Validation is where you find truth. It’s where you make your money. It’s how you know you are not fooling yourself. Own it. If you put all your learning results through 2 sigma validation, but your algorithms never last more than a few months something is wrong.
- We have to track how real life performance compares with the predictions of validation. This is the only way we can prove the existence to “future leaks” in the dataset.
- We also MUST have automated tools to supply various monkey-with-typewriter benchmarks for validation. Can your pipeline beat all of the following Dummies?
- The Actuary – A Dummy that guess with the correct historical frequency.
- The Weatherman – same prediction as last period.
- The Stockbroker – same same growth rate as last period.
- The VC – same acceleration (growth rate of growth rate) as last period.
These are not questions a good data scientist asks, these MUST be standard benchmarks that outputs are measured against.
Ascend, You are the algorithm
Your entire pipeline from data provider to published predictions – all of it – IS the Algorithm. We must work to make it consistent, so that we can validate and improve the entire process from start to finish.
- We MUST have system level validation, tracking of published algorithms and a process for recognizing when published prediction functions needs to be retired.
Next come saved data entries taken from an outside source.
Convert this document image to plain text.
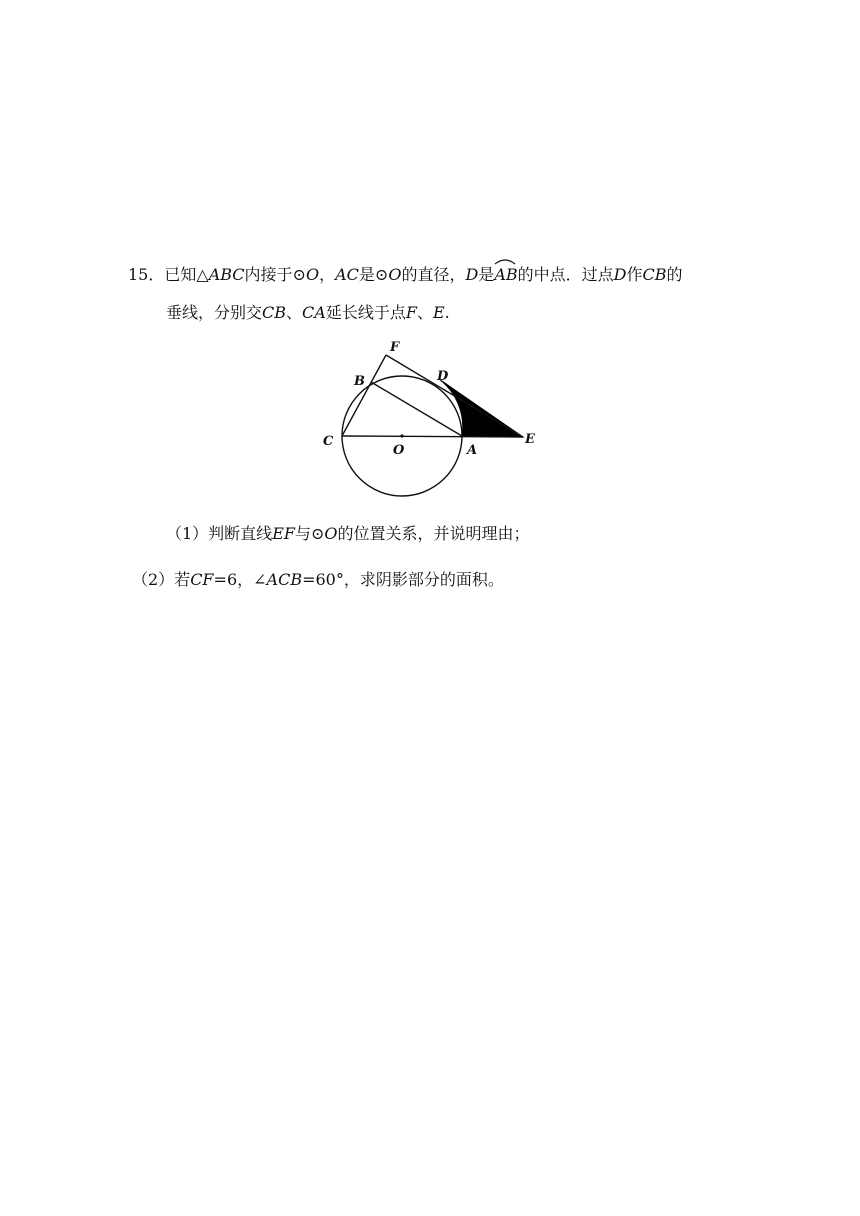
15．已知△ABC内接于⊙O，AC是⊙O的直径，D是
AB的中点．过点D作CB的
垂线，分别交CB、CA延长线于点F、E.
F
B	D
C
O	A
E
（1）判断直线EF与⊙O的位置关系，并说明理由；
（2）若CF=6，∠ACB=60°，求阴影部分的面积。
- Did your average lifetime of a predictive algorithm drop from 4 months to 1 month on all algorithms that predict weekly or shorter, but remained steady on everything that predicts monthly or longer? You don’t know, but what if you did? What would that say about the data provider you just added? How much heart ache could you stop if you caught that information leak early?
Put Humans to Work with VR/AR
Real progress happens when human beings dig into the data. We must leverage VR/AR tech to put our visual cortex into the machine learning chain. This means experimenting with ways to visualize and move through high dimensional data and fits in a consistent way. Only by becoming virtual explorers of this space can develop the intuition needed help the algorithms find better solutions.
Set Prediction Functions Free
Open Source is a beautiful thing. We should fight for a world where data scientists can train prediction functions for real world meaningful things, then open source the on-going predictions. This can only occur if we open source data and infrastructure. It also means agreeing on data/format standards for predictions to allow automated scoring and retirement of prediction functions going forward. The work must live on after training is done.
Two Paths Diverge in a Wood
The current “answer” to these problems rely heavily on human expertise. Far more damning, it requires a combine high level of expertise in AI/ML and the subject matter under study. There are only two sane approaches in this situation. One is to do away with the data scientist, to work towards the excel of data science – the no-programing-required tool any MBA can use. A terrifying fraction of the world runs on excel, so many people are on this path.
The other road is far less traveled, far more difficult and far more important. Only by weakening the need for subject matter experts can we really harness our machines’ ability to scour the world for understanding. We must understand how the process of science really works. Not how we say it works, but the thing that we as scientists actually do to arrive understanding. We must find a way to teach our algorithms how to assume what we assume and to see what we. To our machines, we must make available our heuristics and our context.
A wise man once said that data science is statistics cleaved of any reference to significance or confidence. Said another way, it’s pattern recognition without really being concerned about truth. The best of our kind rely on experienced people to ask “are we fooling ourselves?” – And it works. Others simply live in a cycle of forever retraining. When we turn loose the machine with our ability to connect and leap and guess and blur, we cannot send it forth without deep and new tools. For the sake of our sanity, we must teach our algorithms to also constantly ask “Am I fooling myself?”
This will makes all the difference in the future of AI.